1. I have a book at home written by McMurry Fay and it says the visible light spectrum is 380 nm - 780 nm, the book we have at school says 400 nm - 700 nm. Which is right?

2.

3. Originally Posted by DragonX556
I have a book at home written by McMurry Fay and it says the visible light spectrum is 380 nm - 780 nm, the book we have at school says 400 nm - 700 nm. Which is right?
I believe it's 380nm-780nm. (Wikipedia)

4. The range for human eyes is just under 1 octave, I suggest the wider figures you have there are across all creatures the narrower 400-700 is the human range.

I think you might have read "Visible light is etc" in one and "Human response etc.." in the other.

5. Usually you can trust figures that bother to be more accurate over figures that are just rounded (like the school textbooks). So I'm going with 380-780.

6. Here's what Wikipedia says: "There are no exact bounds to the visible spectrum; a typical human eye will respond to wavelengths in air from 400 to 700 nm, although some people may be able to perceive wavelengths from 380 to 780 nm."

7. By the way, "visible light" is a pleonasm (like "large giant" or "hot fire").

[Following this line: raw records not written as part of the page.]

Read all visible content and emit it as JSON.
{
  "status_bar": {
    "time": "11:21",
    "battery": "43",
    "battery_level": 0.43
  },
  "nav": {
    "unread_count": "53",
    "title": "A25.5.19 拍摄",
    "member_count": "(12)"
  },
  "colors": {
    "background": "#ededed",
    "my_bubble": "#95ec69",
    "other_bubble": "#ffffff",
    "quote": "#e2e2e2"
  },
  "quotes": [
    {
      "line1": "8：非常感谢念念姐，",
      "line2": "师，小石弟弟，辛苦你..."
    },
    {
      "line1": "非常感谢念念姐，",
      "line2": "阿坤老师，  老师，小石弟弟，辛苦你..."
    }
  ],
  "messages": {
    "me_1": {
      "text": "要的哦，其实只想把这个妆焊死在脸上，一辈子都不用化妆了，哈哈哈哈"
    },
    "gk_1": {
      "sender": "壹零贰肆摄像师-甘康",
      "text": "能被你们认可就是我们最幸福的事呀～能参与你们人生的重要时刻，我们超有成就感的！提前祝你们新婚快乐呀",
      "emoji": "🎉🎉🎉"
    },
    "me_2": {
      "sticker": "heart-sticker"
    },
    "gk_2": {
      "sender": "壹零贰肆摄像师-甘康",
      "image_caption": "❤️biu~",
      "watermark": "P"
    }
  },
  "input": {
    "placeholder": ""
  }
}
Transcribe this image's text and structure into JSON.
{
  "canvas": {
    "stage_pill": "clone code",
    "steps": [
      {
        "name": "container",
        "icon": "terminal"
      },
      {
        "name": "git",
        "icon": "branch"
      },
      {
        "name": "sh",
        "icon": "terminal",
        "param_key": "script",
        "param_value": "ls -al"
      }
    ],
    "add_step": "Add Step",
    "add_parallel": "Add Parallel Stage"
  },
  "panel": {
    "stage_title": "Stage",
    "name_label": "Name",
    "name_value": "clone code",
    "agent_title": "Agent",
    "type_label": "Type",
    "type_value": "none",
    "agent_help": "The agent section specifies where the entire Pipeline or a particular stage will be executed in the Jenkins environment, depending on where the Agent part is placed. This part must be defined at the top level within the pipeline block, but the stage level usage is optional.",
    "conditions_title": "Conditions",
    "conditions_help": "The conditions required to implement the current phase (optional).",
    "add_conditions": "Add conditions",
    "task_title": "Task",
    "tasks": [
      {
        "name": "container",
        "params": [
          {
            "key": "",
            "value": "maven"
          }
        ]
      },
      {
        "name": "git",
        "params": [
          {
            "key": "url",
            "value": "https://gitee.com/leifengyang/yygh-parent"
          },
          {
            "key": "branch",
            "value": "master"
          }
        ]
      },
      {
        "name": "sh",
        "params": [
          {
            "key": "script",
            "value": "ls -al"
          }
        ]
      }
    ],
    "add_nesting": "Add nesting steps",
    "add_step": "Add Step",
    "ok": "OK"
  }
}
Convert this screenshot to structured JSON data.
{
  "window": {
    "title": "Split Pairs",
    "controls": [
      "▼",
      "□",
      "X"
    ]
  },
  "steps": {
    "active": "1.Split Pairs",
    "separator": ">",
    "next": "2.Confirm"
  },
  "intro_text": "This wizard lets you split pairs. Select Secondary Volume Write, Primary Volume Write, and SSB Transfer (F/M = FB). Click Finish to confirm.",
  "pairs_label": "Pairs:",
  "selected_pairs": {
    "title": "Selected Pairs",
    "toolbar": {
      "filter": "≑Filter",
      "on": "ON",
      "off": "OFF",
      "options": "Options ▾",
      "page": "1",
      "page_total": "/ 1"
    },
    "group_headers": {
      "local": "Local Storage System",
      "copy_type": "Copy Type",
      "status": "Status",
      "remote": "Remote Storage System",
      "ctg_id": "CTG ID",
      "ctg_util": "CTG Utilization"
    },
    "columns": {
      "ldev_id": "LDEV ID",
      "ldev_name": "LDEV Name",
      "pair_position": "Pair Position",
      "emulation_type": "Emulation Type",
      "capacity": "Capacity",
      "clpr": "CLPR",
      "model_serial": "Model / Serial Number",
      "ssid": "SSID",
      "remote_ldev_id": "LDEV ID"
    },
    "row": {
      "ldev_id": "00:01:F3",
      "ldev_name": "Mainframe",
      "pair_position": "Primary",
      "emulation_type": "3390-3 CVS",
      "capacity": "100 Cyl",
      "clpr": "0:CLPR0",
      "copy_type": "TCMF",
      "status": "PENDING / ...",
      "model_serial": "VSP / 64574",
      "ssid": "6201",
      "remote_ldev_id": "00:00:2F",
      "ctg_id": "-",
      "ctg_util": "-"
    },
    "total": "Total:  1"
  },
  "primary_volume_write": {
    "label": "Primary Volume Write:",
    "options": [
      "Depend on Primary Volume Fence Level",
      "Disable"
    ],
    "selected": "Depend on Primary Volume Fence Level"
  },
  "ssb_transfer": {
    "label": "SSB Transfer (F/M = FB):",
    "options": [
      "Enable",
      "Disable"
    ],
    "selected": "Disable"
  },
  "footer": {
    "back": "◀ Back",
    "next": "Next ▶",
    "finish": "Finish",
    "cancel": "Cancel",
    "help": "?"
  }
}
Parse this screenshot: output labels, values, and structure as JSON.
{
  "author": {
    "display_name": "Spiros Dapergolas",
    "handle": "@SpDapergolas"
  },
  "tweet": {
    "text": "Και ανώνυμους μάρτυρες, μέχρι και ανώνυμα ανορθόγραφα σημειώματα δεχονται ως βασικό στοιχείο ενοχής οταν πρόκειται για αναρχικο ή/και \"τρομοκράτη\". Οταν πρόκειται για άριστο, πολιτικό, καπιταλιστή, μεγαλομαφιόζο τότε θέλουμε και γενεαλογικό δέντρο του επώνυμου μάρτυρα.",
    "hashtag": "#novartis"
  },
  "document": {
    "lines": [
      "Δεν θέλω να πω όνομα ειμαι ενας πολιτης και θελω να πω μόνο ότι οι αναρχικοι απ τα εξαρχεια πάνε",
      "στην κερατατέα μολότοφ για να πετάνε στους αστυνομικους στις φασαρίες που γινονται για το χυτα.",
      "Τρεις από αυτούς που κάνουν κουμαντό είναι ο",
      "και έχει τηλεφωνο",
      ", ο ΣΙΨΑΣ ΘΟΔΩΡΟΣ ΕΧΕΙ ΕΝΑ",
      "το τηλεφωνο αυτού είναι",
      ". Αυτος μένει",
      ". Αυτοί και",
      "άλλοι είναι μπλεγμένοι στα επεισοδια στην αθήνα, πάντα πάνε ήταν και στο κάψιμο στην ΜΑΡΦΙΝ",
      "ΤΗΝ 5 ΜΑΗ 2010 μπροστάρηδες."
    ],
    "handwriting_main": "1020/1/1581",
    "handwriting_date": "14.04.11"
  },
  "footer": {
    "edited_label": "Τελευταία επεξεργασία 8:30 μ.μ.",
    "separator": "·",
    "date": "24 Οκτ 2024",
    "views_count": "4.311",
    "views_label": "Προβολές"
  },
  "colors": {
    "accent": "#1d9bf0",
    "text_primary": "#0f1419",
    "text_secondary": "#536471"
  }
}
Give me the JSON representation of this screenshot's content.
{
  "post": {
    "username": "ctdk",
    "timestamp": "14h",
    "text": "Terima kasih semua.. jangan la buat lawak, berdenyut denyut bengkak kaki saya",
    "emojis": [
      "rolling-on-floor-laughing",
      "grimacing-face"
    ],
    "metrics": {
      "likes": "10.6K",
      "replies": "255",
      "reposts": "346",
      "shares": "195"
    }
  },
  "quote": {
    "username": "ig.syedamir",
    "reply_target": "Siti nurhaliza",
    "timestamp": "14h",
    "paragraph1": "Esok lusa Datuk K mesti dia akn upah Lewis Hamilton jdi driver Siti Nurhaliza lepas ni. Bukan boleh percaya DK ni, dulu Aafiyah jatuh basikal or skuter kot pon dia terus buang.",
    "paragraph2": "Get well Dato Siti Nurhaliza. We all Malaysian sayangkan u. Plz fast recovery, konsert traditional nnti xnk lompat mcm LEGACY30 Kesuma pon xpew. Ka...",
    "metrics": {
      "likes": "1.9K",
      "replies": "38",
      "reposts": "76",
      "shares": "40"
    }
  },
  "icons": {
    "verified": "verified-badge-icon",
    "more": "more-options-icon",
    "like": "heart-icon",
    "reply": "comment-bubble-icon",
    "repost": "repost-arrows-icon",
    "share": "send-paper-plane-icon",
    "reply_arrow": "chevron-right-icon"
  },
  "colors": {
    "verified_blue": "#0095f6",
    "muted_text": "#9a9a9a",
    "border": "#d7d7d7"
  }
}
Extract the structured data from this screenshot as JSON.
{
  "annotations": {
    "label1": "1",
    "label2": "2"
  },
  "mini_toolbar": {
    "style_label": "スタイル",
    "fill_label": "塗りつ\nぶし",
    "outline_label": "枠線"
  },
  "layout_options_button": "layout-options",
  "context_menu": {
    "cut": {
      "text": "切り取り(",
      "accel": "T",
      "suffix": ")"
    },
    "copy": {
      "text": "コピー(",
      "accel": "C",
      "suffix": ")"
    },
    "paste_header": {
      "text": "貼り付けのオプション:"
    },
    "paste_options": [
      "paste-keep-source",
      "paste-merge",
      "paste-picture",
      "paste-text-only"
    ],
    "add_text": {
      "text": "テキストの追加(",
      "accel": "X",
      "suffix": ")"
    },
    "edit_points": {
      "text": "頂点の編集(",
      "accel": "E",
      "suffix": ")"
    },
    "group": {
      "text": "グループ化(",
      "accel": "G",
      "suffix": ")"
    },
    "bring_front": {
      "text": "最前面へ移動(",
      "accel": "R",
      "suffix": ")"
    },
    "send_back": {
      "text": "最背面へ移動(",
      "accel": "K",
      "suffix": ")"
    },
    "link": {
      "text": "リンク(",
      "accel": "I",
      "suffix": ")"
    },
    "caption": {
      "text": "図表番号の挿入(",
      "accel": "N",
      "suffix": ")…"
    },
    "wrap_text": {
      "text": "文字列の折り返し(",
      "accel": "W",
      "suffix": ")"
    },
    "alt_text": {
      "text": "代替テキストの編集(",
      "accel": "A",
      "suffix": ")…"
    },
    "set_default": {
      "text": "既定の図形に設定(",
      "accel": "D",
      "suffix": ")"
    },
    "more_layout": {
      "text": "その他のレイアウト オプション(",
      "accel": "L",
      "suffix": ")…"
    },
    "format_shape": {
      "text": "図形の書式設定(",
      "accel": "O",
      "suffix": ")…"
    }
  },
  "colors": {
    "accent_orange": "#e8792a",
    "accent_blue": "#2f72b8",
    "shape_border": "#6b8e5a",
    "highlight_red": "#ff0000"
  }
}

All light is visible, and all visible radiation is light, because that's the definition of "light". That's also why there is no such thing as "infrared light" or "UV light" (it's UV radiation) although these terms have become annoyingly common in colloquial language. Hey, I just like to throw in my mildly irrelevant comments. :-D

8. Originally Posted by The P-manator
Usually you can trust figures that bother to be more accurate over figures that are just rounded (like the school textbooks). So I'm going with 380-780.
yeah, that's a really good point. All through Chem in school i thought the electronegativity of oxygen was 3.5, and that of Fluorine 4.0, and then elsewhere, more recently, i've seen 3.44 and 3.98, respectively. And i've seen the bond angle of water molecules between 105<sup>o</sup> and 104.45<sup>o</sup>

9. Originally Posted by Harold14370
Here's what Wikipedia says: "There are no exact bounds to the visible spectrum; a typical human eye will respond to wavelengths in air from 400 to 700 nm, although some people may be able to perceive wavelengths from 380 to 780 nm."
I believe that to be true because I can very slightly see infra-red.

10. Originally Posted by leohopkins
I believe that to be true because I can very slightly see infra-red.
Really! That's cool. 8)
Oh, wait a moment.
No it isn't. It's hot.

11. Originally Posted by DragonX556
I have a book at home written by McMurry Fay and it says the visible light spectrum is 380 nm - 780 nm, the book we have at school says 400 nm - 700 nm. Which is right?
If you look at this image, you can establish yourself which wavelengths your own eyes can see:
http://en.wikipedia.org/wiki/Image:S...41pxWithnm.png
About wavelengths much shorter than 400, it's not possible to say, because the image doesn't allow it. About those greater than 700, I can perceive quite well up to ~ 740 nm.
And you?

12. I think I can see around 740nm also although it is hard to tell whether or not you are imagining it!

13. If you look at this image, you can establish yourself which wavelengths your own eyes can see:
http://en.wikipedia.org/wiki/Image:S...41pxWithnm.png
About wavelengths much shorter than 400, it's not possible to say, because the image doesn't allow it. About those greater than 700, I can perceive quite well up to ~ 740 nm.
And you?
Wow, I can see beyond 800 nm, does that mean I am a freak? I also noticed that my eyes work much better, when I adjust the brightness and contrast on my monitor.

Do you really think this picture shows a spectrum of varying wave-length at uniform intensity? Ouch... yes... I touched the dark-red part... it does feel pretty hot. lol

14. Originally Posted by M
By the way, "visible light" is a pleonasm (like "large giant" or "hot fire"). All light is visible, and all visible radiation is light, because that's the definition of "light". That's also why there is no such thing as "infrared light" or "UV light" (it's UV radiation) although these terms have become annoyingly common in colloquial language. Hey, I just like to throw in my mildly irrelevant comments. :-D
That all depends on your definition of light. In a more technical sense light is referred to as electromagnetic radiation of any wavelength.

15. Originally Posted by M
Wow, I can see beyond 800 nm, does that mean I am a freak?
Probably!
I also noticed that my eyes work much better, when I adjust the brightness and contrast on my monitor.
I have a CRT "LG Flatron 795FT Plus" Monitor; which is yours?
Do you really think this picture shows a spectrum of varying wave-length at uniform intensity?
Certainly not. But it's the best I've found. This doesn't imply it's extremely good, of course. Furthermore, it obviously depends on your monitor characteristics (one of which you have already discovered!)